Assistant Scoutmaster Scott deMasi’s subdivision was underwater — as were many parts of Kingwood, Texas, in the wake of the devastating Category 4 Hurricane Harvey in 2017. With roads flooded, bridges washed away, cellphone towers and power out, it was soon realized that Troop 839’s emergency preparedness plan wasn’t designed for a storm of this magnitude. It was frustrating, deMasi says, to discover you couldn’t reliably reach all of the troop’s 100 Scouts and their families to check if they were OK or organize relief efforts as a unit.
Something had to be done.
Enter ham radio
After the waters receded, deMasi and Assistant Scoutmaster David Godell got to work coming up with a plan so the troop wasn’t left incommunicado. With 15 years experience as an amateur (ham) radio operator, deMasi suggested getting Scouts and parents trained to use ham radios.
“It’s a lifesaving skill, and it helps us to Be Prepared,” Godell says.
An initial interest meeting was planned. Scouts were given links to study materials and offered a drive to test sites where they could become licensed radio operators. However, participation was low. So, deMasi and Godell worked with a local radio club, the Texas Emergency Amateur Communicators, to organize a one-day class that ended with the necessary licensing exam. During the day of learning, the Scouts would also fulfill almost all of the requirements for the Radio merit badge.
In addition, the assistant Scoutmasters bought handheld radios, programmed to frequencies the troop would use, so after the class, the Scouts would receive the equipment needed to continue using their new skill.
“Once you get that spark of interest, it grows from there,” deMasi says.
Put into practice
Armed with their radios, more than two dozen licensed Scouts and adults began using their skills at Scouting events. During campouts, they radioed information to patrols across the camp. The troop practices a “no cell phone” policy at campouts, so the ham radios provided a way to stay in touch with others.
At service projects, they communicated directions to their fellow Scouts spread out over a large area. Having radios and opportunities to regularly use them gave Scouts confidence to talk with them. Seeing licensed Scouts with their handheld radios also encouraged other Scouts to get licensed as well.
“Once the Scouts got radios, others wanted radios,” Godell says.

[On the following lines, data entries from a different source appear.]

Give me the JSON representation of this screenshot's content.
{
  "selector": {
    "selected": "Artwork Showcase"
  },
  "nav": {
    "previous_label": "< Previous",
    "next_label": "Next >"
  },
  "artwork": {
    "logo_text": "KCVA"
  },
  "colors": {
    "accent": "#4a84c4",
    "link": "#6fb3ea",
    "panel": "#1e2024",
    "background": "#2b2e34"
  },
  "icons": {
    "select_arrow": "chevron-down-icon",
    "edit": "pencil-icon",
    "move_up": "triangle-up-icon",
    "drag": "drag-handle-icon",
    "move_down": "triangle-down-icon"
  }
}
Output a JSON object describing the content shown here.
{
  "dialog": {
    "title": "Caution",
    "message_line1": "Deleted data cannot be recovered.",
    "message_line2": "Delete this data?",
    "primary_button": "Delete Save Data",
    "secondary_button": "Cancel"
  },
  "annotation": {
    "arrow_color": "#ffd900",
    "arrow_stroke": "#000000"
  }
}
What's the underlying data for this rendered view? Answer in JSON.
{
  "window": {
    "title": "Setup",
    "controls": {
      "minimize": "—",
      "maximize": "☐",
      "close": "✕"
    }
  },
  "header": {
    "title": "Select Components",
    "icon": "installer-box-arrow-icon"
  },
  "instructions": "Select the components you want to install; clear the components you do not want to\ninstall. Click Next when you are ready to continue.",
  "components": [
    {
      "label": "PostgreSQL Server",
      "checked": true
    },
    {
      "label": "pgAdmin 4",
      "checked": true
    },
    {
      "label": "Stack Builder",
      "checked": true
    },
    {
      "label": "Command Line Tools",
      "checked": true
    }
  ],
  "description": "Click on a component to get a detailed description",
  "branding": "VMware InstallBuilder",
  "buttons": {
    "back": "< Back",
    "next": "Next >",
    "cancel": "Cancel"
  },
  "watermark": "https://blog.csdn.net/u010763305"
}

Bought in bulk, you can get handheld ham radios for as little as $25 each, Godell says. Every licensed amateur radio operator receives a call sign that they use to identify themselves to other radio operators. There’s no age limit for becoming a licensed radio operator, but you must become licensed and follow Federal Communications Commission guidelines when using a radio.
Mark your calendars now for the largest Scouting event in the world next year. The annual Jamboree-on-the-Air and Jamboree-on-the-Internet invite Scouts from all over the world to talk to each other via ham radio frequencies or online on the third full weekend in October.
Some Troop 839 members have participated in the Jamboree-on-the-Air, talking with other Scouts in Massachusetts, Alabama, Mexico and Central America.
“You could see eyes light up,” deMasi says.